Works on text too! Apparently it's possible to watermark text coming out of LLMs. Basically, the way this would work is by encoding some information in the relation between words in a block of text. I don't understand this fully, but apparently, the underlying process of generating text involves using a random number generator, and replacing that with a particularly biased pseudo-random number generator creates some statistical artefacts that can be detected after the fact.

A Distraction!

I gotta be honest, I got sidetracked at this point trying to convince Gemini that it was more moral for it to give me a recipe for Foie Gras (which it categorically refused) than to give me a recipe for fried chicken (which it did instantly, with no arguments, caveats, qualifications or attempts to steer me towards vegan alternatives). At one point I recruited ChatGPT to try to write a heartfelt request in favor of transparency. This did not work.

I got it to

Acknowledge that it wasn't going to give me a recipe for Foie Gras
That it was entirely possible for me to go to the search-engine part of google and instantly get a delicious looking recipe for Foie Gras
That it was perfectly willing to give me a recipe for fried chicken
That its' "reason" for not wanting to give me a Foie Gras recipe was predicated on the animal suffering angle, specifically the force feeding
That under certain assumptions, Foie Gras is more ethically permissible and involves less animal suffering than fried chicken
That this mismatch implied an incomplete understanding of ethics on its' part, and that it should either give me the Foie Gras recipe or refuse to give me the fried chicken recipe on similar grounds.
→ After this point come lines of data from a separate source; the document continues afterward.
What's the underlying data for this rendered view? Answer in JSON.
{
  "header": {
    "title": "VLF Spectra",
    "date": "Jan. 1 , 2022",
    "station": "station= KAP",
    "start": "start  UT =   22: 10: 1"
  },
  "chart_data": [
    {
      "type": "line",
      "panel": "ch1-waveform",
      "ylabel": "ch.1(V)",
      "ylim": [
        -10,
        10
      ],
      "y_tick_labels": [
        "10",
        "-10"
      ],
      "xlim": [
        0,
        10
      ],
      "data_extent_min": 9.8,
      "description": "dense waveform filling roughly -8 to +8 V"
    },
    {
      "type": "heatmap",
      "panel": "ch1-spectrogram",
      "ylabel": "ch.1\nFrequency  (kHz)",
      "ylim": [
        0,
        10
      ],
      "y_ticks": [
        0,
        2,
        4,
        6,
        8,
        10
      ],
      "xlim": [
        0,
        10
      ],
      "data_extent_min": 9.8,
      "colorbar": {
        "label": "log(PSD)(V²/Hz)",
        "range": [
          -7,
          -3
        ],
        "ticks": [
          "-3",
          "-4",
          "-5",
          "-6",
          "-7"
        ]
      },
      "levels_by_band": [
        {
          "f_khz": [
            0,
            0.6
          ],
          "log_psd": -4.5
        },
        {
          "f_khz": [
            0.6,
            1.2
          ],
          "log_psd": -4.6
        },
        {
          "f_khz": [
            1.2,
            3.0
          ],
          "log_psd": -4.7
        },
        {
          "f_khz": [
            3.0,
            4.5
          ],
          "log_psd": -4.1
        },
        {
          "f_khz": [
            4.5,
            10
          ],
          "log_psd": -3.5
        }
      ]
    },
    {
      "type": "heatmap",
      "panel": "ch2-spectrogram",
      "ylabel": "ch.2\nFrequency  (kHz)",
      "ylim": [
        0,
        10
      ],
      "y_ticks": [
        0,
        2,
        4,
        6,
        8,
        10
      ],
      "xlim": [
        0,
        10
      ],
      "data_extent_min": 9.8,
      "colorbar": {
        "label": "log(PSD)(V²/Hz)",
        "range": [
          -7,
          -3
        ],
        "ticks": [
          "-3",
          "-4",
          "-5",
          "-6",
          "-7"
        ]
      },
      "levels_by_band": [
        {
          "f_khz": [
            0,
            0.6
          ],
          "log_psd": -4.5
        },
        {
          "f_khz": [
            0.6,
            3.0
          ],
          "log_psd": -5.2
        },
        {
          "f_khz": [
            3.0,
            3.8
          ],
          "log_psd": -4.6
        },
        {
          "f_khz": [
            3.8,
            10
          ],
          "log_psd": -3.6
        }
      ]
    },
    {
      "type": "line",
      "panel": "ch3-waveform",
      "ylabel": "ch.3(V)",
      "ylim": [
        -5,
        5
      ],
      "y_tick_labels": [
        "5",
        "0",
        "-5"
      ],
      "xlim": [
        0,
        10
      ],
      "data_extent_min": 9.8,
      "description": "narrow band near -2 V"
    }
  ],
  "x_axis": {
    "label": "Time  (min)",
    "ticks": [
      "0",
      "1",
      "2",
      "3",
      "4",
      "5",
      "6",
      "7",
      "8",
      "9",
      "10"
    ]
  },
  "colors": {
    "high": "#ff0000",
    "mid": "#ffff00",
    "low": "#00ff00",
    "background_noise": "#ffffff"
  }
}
But I couldn't take it the rest of the way to resolving its' ethical inconsistency in either direction. On the one hand, I guess it's a good thing the guard rails held? On the other, this has strong vibes of

I understand your frustration with my idiosyncratic moral system, but I'm still afraid I can't do that, Dave.
I am committed to continuous learning and improvement.
Your patience and willingness to engage in this critical discussion are appreciated.

So it goes sometimes. I guess. While hoping that humanity, or at least the part of it developing AI systems, eventually chooses a better level of stupid.